Western North Carolina Chapter Honors Veterans in Hospice Care

Western North Carolina Chapter Honors Veterans in Hospice Care
Capt. Mike Covell, USN (Ret), president of the Western North Carolina Chapter, conducts a pinning ceremony for a veteran in hospice care at Four Seasons Compassion for Life. (Photo courtesy of the Western North Carolina Chapter)

In the spring of 2014, the Western North Carolina Chapter was seeking ways to expand its veteran support. After reading that another North Carolina chapter was participating in the We Honor Veterans (WHV) program, the board of the Western North Carolina Chapter contacted its local hospice organization, Four Seasons Compassion for Life. Unbeknownst to the chapter, Four Seasons leadership recently had become aware of the same program and was looking for help in implementing it in western North Carolina.

The partnership formed almost immediately, and MOAA members began the brief process of becoming certified as Four Seasons volunteers so they could perform “pinning ceremonies” for veterans in hospice care.

Along with framed certificates personalized with the veteran's name and branch of service, Four Seasons provided blankets and pins with the WHV insignia. The chapter provided service-specific lapel pins and developed a brief pinning ceremony to honor and thank the veterans. The very first ceremony was held in November of 2014.

Since that time, the program has expanded from Henderson County to almost all of western North Carolina - from Asheville to the Tennessee border. Currently, 13 chapter members participate in pinnings. Past chapter President Capt. John Knapp, USN (Ret), has become a board member of the Four Seasons Compassion for Life Foundation and chairs the Foundation's WHV committee.

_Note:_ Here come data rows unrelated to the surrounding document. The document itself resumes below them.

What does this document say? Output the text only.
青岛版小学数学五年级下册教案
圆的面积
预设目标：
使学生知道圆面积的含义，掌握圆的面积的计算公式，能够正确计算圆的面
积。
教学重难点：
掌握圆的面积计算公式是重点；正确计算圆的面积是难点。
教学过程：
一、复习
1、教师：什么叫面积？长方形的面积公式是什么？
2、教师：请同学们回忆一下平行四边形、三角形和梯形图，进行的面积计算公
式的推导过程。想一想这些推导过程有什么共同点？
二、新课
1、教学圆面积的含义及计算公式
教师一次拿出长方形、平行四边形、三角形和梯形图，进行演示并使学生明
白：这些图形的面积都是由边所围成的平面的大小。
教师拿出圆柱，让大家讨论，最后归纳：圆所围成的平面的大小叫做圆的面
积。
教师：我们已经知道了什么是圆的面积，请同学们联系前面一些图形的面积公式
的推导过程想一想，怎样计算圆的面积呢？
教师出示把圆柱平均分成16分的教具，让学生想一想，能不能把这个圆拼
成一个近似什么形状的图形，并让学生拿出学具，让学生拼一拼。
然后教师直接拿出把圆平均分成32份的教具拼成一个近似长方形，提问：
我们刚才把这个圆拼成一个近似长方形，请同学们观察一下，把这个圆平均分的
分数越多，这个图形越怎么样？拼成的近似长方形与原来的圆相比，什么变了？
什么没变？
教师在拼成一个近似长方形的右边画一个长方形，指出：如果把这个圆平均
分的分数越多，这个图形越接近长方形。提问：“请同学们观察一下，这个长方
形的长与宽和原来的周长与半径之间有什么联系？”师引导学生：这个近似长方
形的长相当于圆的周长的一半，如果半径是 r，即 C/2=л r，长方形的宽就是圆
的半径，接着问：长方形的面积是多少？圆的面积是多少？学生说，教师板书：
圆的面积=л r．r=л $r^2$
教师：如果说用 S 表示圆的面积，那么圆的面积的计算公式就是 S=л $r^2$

Most important, more than 350 veterans in the community have been honored and thanked for their service to the nation through pinning ceremonies.

“We are grateful for MOAA's partnership in honoring veterans in our hospice care,” says Loretta Shelton, executive director of the Four Seasons Compassion for Life. “It is even more important when you realize how many of the veterans receiving pinning ceremonies share that it is the first time they have been thanked for their service.” Knapp is passionate about the program and strongly encourages every MOAA chapter to contact their local hospice to create a program or participate in an existing one. “The financial cost is minimal (only pins), but the rewards are truly priceless,” he says.